Pendant ce temps, les pays européens jouent la carte du chacun
pour soi. Tant que nous adopterons cette attitude, ne nous étonnons
pas que notre division nous condamne à l’évanescence, alors
qu’un drame d’épouvante se déroule au Darfour…
Discours de François Bayrou
Débat sur la situation au Proche-Orient et la
participation de la France à la mise en oeuvre de la résolution
1701
Assemblé nationale - 07.09.06
(Seul le prononcé fait foi)
Monsieur le Président,
Monsieur le Premier ministre,
Mes chers collègues,
Nous sommes à l’entracte de la tragédie du
Proche-Orient 2006. Un acte vient de s’achever. Un acte
commence. Et c’est la même tragédie qui se poursuit.

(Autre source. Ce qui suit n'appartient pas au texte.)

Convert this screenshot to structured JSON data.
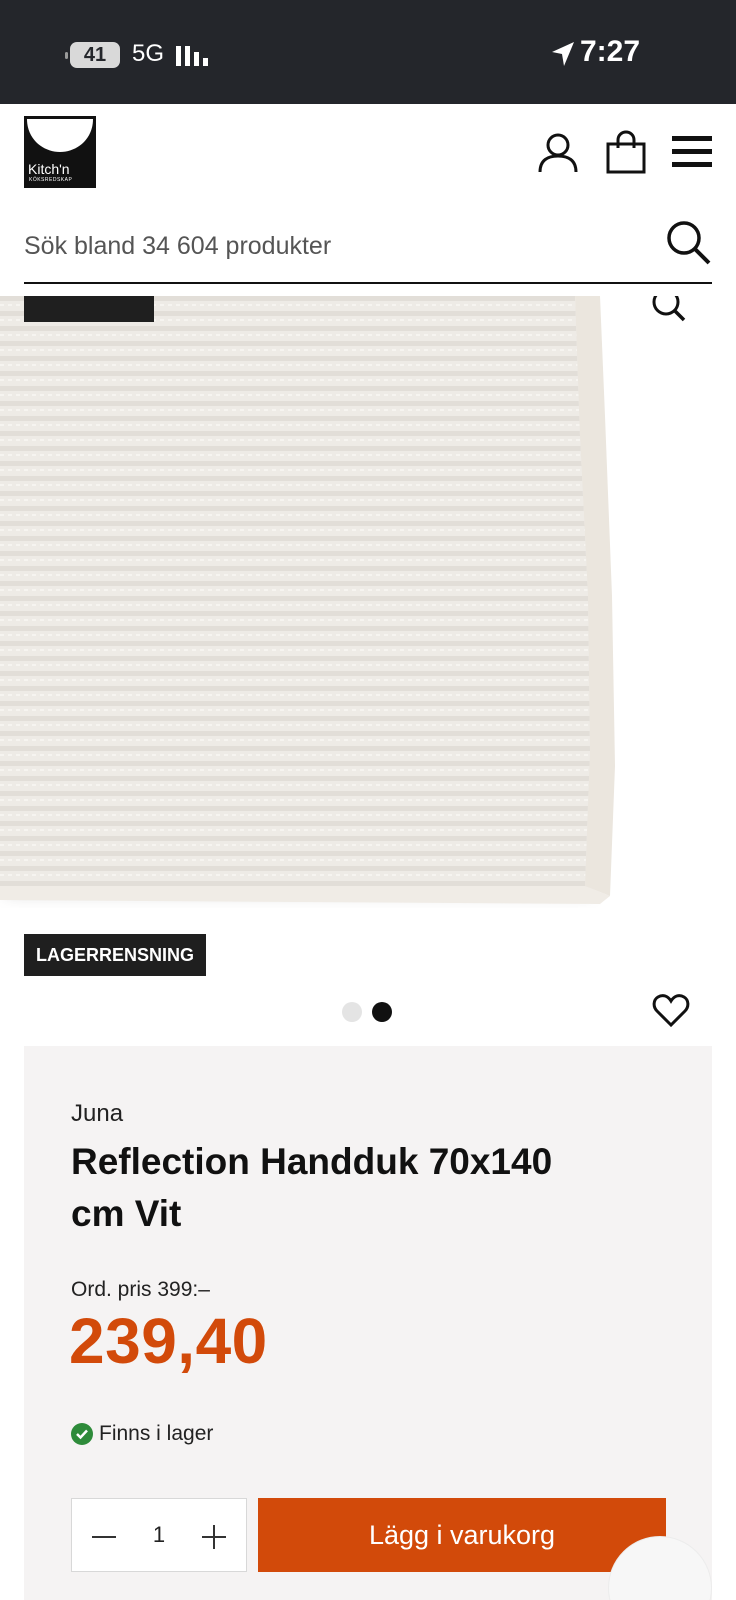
{
  "status_bar": {
    "battery": "41",
    "network": "5G",
    "time": "7:27"
  },
  "header": {
    "logo_text": "Kitch'n",
    "logo_subtext": "KÖKSREDSKAP",
    "icons": [
      "user-icon",
      "shopping-bag-icon",
      "menu-icon"
    ]
  },
  "search": {
    "placeholder": "Sök bland 34 604 produkter"
  },
  "gallery": {
    "badge": "LAGERRENSNING",
    "image_count": 2,
    "active_image": 2
  },
  "product": {
    "brand": "Juna",
    "title": "Reflection Handduk 70x140 cm Vit",
    "ord_price": "Ord. pris 399:–",
    "price": "239,40",
    "stock": "Finns i lager",
    "quantity": "1",
    "add_to_cart": "Lägg i varukorg"
  },
  "colors": {
    "accent": "#d24a0a",
    "status_bar": "#24262b",
    "panel": "#f5f3f3",
    "in_stock": "#2e8b3a"
  }
}
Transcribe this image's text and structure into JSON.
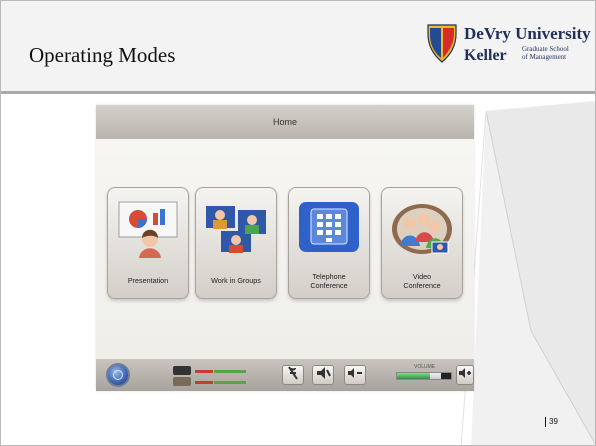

L’acte I de la guerre 2006 s’est achevé au moment où la résolution
1701, dans la rédaction de laquelle la France a joué un rôle
positif, a mis un terme au plus brûlant du conflit. Mais l’acte
II commence et son issue n’est pas définie. Nous l’espérons
positive. Mais elle peut être aussi inquiétante et dangereuse
selon que nous saurons, ou non, faire évoluer la situation sur le
terrain.
Il faut commencer par dire ceci : ce conflit,
cet affrontement, ne pouvait être, qu’un cas de conscience pour
la France.
Car la politique de la France peut connaître des hésitations et
des éclipses. Elle peut être plus ou moins lisible. Mais il y a
au travers du temps et des dirigeants des constantes à la
politique française.
La France a un lien avec les trois protagonistes du conflit :
un lien avec Israël, un lien fort, impossible à briser. La
France a un lien avec le peuple palestinien. Et la France a un
lien avec le Liban, celui-là aussi impossible à oublier,
impossible à éluder.
La France qui dépasse les aléas de la politique, veut
l’existence, la paix et la sécurité d’Israël !
La France voit un lien entre l’existence, la paix, la sécurité
d’Israël avec l’équilibre du monde.
Non pas seulement parce que des résolutions diplomatiques ont été
prises, depuis 1948, qui ont donné force de loi internationale à
cette existence.
Mais parce que la France a vécu comme une blessure pour
l’ensemble de l’humanité, une blessure pour le visage du
monde, le sort fait pendant des siècles à ce peuple d’exilés,
à ce peuple sans terre, sort qui a débouché, dans la folie hitlérienne
et nazie, jusqu’à une shoah, une catastrophe à l’échelle de
l’humanité. C’est une blessure pour l’ensemble de
l’humanité qu’une tentative délirante et planifiée, en
Europe, sur notre terre, chez nous, et parfois avec l’aide et la
complicité de nos compatriotes, ait décidé et réalisé
l’extermination des femmes, des enfants, des malades, des filles
et des garçons, des sages et des savants, et jusqu’au plus
ordinaire des enfants du peuple juif.
De cela, nous nous sentons débiteurs. Non pas à l’égard du
seul peuple juif. Mais à l’égard du peuple humain.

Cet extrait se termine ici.